Nuclear power station
- Reactor type: BWR
- Cooling towers: 1
- Cooling source: Rhine River

Power generation
- Nameplate capacity: 1,285
- Capacity factor: 87.6%
- Annual net output: 9,367 GW·h

External links
- Website: www.kkl.ch
- Commons: Related media on Commons

= Leibstadt Nuclear Power Plant =

Nuclear power plant in Aargau, Switzerland

The Leibstadt Nuclear Power Plant (Kernkraftwerk Leibstadt, KKL) is located near Leibstadt, Aargau, Switzerland, on the Rhine and close to the border with Germany.
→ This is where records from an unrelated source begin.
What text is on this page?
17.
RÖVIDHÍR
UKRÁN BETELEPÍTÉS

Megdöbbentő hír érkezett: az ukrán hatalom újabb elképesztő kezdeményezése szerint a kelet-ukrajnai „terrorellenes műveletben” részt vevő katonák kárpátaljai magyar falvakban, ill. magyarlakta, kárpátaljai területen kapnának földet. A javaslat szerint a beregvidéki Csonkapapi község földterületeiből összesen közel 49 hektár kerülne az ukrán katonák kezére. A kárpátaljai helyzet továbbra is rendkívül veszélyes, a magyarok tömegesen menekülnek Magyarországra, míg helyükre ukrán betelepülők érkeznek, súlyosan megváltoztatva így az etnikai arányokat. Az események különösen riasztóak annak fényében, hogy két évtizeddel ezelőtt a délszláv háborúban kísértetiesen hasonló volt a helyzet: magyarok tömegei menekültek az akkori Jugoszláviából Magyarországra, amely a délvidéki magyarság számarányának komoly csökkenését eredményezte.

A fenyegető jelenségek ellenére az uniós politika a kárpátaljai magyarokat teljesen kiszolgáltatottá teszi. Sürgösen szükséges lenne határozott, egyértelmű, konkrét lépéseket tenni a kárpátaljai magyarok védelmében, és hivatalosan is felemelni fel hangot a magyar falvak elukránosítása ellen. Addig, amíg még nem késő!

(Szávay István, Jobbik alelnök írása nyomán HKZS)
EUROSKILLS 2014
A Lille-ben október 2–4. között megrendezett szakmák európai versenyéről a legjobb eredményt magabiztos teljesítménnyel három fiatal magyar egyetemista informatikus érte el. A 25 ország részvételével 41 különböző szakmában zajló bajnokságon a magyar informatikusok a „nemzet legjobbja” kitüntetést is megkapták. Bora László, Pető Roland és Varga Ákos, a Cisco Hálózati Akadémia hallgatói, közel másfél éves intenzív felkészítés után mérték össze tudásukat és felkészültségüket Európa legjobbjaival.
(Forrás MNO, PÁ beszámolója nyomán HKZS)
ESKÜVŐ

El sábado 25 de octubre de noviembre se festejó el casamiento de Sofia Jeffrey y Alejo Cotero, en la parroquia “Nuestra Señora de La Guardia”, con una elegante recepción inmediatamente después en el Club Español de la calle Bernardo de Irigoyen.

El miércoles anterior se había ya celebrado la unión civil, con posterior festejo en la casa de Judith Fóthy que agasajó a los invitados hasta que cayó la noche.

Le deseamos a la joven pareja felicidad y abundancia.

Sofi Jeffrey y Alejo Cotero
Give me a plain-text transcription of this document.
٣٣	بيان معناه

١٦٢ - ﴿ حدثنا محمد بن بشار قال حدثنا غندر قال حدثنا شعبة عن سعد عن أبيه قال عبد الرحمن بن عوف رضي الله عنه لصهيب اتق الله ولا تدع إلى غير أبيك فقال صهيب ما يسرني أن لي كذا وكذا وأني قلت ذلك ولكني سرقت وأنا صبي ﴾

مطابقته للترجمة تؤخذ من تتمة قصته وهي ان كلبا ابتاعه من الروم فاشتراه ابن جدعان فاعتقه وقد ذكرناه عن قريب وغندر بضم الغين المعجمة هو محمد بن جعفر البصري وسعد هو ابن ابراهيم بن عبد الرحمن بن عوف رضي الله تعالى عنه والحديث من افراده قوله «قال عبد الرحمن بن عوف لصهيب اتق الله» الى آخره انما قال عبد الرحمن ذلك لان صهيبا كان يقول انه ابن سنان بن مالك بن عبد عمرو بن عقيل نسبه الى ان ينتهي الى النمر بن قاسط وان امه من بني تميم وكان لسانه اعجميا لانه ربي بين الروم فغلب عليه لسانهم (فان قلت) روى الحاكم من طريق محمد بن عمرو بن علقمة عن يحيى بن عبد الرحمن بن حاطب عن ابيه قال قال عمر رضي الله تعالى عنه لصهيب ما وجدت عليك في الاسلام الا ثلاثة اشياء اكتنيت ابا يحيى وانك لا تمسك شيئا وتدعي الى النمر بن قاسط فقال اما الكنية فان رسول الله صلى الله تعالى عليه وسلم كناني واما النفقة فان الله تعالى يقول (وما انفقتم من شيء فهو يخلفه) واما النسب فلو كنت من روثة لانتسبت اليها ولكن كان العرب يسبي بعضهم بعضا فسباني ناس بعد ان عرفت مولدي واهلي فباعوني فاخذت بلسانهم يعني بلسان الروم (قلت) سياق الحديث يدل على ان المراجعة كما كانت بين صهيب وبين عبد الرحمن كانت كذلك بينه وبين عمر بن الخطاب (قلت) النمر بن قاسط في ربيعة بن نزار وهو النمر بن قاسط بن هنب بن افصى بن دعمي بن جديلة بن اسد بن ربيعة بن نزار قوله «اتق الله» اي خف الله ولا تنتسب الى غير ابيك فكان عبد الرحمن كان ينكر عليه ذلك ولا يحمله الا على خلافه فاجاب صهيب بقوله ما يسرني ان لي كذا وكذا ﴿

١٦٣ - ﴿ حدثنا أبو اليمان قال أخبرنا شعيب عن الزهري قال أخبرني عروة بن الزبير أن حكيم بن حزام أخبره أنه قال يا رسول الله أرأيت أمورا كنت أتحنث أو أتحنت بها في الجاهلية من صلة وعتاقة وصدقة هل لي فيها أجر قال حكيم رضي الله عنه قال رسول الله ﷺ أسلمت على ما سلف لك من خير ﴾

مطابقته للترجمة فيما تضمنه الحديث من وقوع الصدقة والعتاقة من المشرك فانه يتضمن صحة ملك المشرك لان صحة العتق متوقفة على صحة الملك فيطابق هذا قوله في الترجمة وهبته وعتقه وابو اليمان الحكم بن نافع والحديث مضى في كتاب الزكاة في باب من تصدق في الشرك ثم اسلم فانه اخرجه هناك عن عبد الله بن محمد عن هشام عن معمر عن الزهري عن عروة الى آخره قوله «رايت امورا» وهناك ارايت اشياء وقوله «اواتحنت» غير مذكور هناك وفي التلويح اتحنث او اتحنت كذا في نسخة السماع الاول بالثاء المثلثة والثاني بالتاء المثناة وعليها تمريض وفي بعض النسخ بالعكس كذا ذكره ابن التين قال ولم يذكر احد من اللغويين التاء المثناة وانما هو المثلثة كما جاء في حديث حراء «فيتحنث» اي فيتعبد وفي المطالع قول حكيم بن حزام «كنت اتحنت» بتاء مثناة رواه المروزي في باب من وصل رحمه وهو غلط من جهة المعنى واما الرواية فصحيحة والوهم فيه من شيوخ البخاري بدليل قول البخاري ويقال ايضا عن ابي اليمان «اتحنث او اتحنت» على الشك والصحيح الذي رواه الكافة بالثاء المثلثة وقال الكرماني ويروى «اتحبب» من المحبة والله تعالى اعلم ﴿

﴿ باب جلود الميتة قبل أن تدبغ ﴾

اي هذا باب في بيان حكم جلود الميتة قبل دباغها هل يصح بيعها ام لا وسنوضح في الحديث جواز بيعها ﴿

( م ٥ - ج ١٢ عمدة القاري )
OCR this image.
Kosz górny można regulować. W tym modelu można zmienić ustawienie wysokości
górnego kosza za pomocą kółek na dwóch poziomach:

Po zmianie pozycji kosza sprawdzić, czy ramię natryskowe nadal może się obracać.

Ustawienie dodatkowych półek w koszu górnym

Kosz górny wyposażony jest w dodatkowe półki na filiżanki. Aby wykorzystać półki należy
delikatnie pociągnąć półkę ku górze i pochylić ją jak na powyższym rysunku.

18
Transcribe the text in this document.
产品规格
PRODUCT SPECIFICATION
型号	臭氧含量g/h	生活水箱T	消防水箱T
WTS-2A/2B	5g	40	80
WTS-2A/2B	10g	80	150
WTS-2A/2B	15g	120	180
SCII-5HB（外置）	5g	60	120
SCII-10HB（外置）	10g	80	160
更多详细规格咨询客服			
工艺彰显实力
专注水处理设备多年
Commissioned in 1984, it is the youngest and most powerful of the country's four operating reactors.

Its General Electric-built boiling water reactor produces 1,285 MW of electrical power. The nuclear power station has produced approximately 8.5 TWh per year, slightly less than the Goesgen Nuclear Power Plant.

It is owned by Leibstadt AG (KKL), a consortium of six Swiss energy companies: Axpo Holding AG (split between CKW AG with 13.6%, Axpo Power AG with 22.8% and Axpo Solutions AG with 16.3%), Alpiq AG with 27.4%, BKW Energie AG with 14.5% and AEW energy AG with 5.4%. Management of the power plant was originally the responsibility of EGL AG before being transferred to Axpo.

==History==
Planning for the KKL began in 1964 for a 600 MW reactor. The Swiss Federal Council opposed direct cooling by river water, replaced in the design in 1971 with a cooling tower. During further planning the output was increased to 900 and then 1200 MW. In the wake of the 1979 Three Mile Island accident new safety regulations were implemented, delaying completion for several years. The 2 billion Swiss franc construction budget spiraled to over 5 billion before the plant opened in 1984 after eleven years of construction.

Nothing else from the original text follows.